«Les Gilets jaunes mettent en lumière les manques des syndicats»

Manifestation
© Keystone/Christoph Hardt/Geisler-Fotopres

Cinquième samedi de mobilisation des Gilets jaunes, le 15 décembre dernier, sur les Champs-Elysées.

Pour le syndicaliste français Gaël Quirante, le rôle des directions syndicales est d’appeler à une grève générale

 «Ce n’est qu’un début, continuons le combat»: ce slogan de Mai 68 est-il d’actualité après l’intervention télévisée du président Emmanuel Macron en début de semaine dernière, qui a notamment annoncé une revalorisation de 100 euros du Smic, le salaire minimum? Nous avons voulu prendre le pouls de la fraction la plus combative du mouvement syndical français et joint Gaël Quirante peu avant qu’il n’entre au Tribunal de Versailles pour une audience. Ce secrétaire syndical départemental de Sud-PTT, syndicat rattaché à l’Union Solidaires, est en conflit avec La Poste, qui l’a licencié au printemps dernier en l’accusant de séquestration pour avoir participé à une occupation de locaux de la direction en 2010. Le facteur est par ailleurs l’un des animateurs du Front social. Cette coordination, qui réunit une centaine de sections syndicales parmi les plus dynamiques de la CGT, de Sud et de la CNT, avait organisé les premières manifestations au lendemain de l’élection de Macron.

Est-ce que la grève lancée par solidarité à la suite de votre licenciement se poursuit?

Oui. C’est un mouvement inédit et historique puisqu’il y a toujours 20% des facteurs et des factrices de mon département des Hauts-de-Seine qui sont en grève reconductible depuis le 26 mars dernier. Je suis licencié de l’entreprise, mais les tribunaux ont reconnu jusqu’à présent que je peux être représentant des postiers et des postières. Ça agace tellement La Poste qu’elle tente par un procès de remettre en cause ma liberté de circulation dans les centres de La Poste des Hauts-de-Seine et mon mandat de représentant syndical.

Comment jugez-vous les annonces du chef de l’Etat?

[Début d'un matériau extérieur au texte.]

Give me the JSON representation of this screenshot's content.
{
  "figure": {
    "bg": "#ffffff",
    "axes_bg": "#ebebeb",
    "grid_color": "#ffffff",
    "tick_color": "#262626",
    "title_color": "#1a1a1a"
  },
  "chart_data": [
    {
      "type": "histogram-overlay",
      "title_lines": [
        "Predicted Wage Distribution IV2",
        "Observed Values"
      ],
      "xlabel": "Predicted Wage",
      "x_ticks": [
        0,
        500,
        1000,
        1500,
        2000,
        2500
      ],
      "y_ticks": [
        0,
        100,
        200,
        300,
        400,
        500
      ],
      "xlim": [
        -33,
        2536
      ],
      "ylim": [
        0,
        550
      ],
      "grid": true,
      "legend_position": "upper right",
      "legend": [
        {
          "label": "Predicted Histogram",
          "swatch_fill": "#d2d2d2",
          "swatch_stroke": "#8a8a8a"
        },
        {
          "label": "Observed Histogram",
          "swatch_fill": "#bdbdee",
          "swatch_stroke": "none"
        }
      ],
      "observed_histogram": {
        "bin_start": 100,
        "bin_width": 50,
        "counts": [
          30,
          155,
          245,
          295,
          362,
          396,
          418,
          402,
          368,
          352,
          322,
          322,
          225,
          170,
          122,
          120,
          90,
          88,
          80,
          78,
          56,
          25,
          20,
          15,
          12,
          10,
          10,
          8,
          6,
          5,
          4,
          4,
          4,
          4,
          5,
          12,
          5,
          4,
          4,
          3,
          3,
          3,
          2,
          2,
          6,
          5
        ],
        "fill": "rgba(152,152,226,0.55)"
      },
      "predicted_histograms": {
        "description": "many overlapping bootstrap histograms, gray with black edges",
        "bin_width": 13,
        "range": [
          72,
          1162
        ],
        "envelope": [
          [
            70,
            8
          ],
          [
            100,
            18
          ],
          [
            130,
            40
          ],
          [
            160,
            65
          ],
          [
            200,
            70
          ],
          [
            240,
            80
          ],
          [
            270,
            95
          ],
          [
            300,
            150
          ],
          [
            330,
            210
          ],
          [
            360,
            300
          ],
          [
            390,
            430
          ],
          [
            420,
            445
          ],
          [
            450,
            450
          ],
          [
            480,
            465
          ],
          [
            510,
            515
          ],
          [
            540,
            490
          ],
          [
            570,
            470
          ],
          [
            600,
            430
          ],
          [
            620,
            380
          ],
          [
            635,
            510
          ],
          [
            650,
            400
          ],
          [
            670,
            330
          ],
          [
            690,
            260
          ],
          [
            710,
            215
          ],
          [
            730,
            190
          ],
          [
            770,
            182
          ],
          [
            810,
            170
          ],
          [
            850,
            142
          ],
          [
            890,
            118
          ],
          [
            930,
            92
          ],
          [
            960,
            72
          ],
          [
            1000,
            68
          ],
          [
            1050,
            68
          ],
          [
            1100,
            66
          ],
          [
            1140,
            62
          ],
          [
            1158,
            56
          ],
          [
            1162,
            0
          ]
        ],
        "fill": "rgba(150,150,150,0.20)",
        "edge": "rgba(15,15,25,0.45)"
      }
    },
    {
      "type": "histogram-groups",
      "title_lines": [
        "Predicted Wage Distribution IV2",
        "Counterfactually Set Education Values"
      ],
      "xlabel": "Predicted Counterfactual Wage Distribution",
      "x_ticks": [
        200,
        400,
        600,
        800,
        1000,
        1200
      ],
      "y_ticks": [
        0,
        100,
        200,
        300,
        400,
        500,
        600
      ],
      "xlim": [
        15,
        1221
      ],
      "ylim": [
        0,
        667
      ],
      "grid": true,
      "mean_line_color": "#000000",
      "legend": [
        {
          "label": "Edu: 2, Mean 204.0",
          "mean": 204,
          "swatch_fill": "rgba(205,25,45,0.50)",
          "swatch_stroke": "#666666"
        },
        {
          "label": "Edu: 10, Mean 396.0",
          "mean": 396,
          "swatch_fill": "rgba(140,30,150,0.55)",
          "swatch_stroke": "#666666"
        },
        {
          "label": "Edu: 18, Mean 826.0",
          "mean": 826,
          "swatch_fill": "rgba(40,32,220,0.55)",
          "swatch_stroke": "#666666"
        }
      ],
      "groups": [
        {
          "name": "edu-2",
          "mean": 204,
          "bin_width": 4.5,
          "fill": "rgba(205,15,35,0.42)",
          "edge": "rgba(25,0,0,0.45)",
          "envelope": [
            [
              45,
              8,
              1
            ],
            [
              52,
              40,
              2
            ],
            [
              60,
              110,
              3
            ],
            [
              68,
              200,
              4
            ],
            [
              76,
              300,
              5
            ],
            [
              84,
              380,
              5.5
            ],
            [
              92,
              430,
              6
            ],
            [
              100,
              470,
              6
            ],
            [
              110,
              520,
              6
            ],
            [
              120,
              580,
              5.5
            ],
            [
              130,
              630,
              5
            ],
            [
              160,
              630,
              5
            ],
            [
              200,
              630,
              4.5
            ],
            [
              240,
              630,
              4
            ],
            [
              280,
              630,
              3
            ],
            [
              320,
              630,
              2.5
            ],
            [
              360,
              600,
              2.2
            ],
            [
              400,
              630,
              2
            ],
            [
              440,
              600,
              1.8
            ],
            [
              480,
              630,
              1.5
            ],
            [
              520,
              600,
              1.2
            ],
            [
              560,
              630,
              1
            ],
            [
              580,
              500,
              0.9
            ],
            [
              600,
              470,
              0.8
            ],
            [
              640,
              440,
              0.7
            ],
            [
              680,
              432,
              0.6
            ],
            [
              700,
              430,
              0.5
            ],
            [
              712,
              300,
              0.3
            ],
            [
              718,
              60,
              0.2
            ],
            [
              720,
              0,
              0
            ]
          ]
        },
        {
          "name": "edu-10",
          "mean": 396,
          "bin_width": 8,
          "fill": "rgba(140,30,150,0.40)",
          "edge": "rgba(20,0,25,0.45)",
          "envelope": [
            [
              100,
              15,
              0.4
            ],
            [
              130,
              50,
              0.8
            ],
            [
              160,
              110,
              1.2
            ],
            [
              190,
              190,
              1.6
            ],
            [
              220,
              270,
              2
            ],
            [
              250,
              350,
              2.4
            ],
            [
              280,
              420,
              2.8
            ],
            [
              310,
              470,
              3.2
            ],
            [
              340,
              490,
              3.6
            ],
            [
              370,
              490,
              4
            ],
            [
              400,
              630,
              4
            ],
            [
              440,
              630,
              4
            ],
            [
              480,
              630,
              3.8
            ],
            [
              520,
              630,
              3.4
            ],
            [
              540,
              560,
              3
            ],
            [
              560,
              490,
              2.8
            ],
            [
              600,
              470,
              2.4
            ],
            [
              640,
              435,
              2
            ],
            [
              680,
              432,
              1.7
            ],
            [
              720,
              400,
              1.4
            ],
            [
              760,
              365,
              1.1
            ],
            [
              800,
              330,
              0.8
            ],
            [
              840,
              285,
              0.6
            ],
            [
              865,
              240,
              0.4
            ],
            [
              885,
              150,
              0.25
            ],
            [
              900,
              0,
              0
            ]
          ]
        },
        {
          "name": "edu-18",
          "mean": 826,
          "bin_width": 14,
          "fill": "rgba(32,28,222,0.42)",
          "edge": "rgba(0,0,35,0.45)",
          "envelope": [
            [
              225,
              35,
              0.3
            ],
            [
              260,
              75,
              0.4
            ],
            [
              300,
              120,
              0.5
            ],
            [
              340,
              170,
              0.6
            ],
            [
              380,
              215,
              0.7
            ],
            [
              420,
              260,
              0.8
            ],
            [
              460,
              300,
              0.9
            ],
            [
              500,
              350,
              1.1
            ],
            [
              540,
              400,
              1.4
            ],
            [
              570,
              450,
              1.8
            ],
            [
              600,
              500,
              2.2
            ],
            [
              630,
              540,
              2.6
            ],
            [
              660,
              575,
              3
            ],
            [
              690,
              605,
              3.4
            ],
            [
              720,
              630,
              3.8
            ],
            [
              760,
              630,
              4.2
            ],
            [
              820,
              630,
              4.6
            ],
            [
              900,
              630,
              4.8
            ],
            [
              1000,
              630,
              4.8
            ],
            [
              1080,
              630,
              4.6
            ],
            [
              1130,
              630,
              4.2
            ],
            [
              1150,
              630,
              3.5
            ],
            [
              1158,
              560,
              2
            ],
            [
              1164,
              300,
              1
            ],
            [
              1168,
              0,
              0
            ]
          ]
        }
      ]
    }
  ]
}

La mobilisation des Gilets jaunes et son impact sur l’ensemble du monde du travail et de la jeunesse oblige le président et le gouvernement à se positionner sur la question du pouvoir d’achat. Mais le compte n’y est absolument pas. Ce qui est proposé là n’est pas une augmentation de salaire, mais correspond juste à l’inflation et à une hausse accélérée de la prime d’activité (allocation en faveur des travailleurs modestes, ndlr), et cela ne concerne pas tous les salariés. Le but est de calmer la mobilisation, mais ça montre que ce gouvernement, qui voulait paraître d’une extrême fermeté, capable de maintenir son cap, se retrouve en difficulté lorsque les mobilisations sont fortes, déterminées et non domestiquées.

Comment se situent les syndicats face à ce mouvement social? Finalement, est-ce que vous n’auriez pas souhaité que les Gilets jaunes soient rouges?

Ce n’est pas la question, je ne regrette pas ce que les Gilets jaunes sont. Pour moi, ce sont les syndicats qui devraient être un peu plus rouges… Les directions syndicales devraient appeler à la grève. C’est ce qu’ont fait les lycéens et les étudiants avec leurs propres revendications contre la sélection à l’entrée de l’université et Parcoursup (application en ligne d’orientation des bacheliers vers les formations supérieures, ndlr). Ce qui est grave, c’est que les directions syndicales, à l’exception de Solidaires, ont montré leur pire visage en participant à des discussions avec le président et le gouvernement. Au contraire, notre rôle doit être d’appeler à la grève, à sa généralisation, sa massification, à construire un mouvement d’ensemble, une grève générale qui permette de faire basculer les revendications pour une hausse des salaires et des pensions, c’est ça qui est en jeu.

Si l’on vous comprend bien, vous appelez à une grève générale comme en Mai 68?

Il arrive un moment où, malgré toute la force et la colère exprimées par les Gilets jaunes, il y a un seuil, ou un pic, qui doit être atteint. Qu’est-ce qui peut faire que le gouvernement recule et qu’on gagne de manière significative sur la question des salaires et des conditions de travail, si les salariés ne se mettent pas en branle? Cette question de la grève générale est décisive, mais, à part Solidaires, elle n’est pas encore d’actualité pour les directions syndicales. Ce mouvement des Gilets jaunes met en lumière tous les manques des directions syndicales, qui ont depuis trop longtemps accepté, sous prétexte de dialogue social, toute une série de régressions menées par les gouvernements successifs.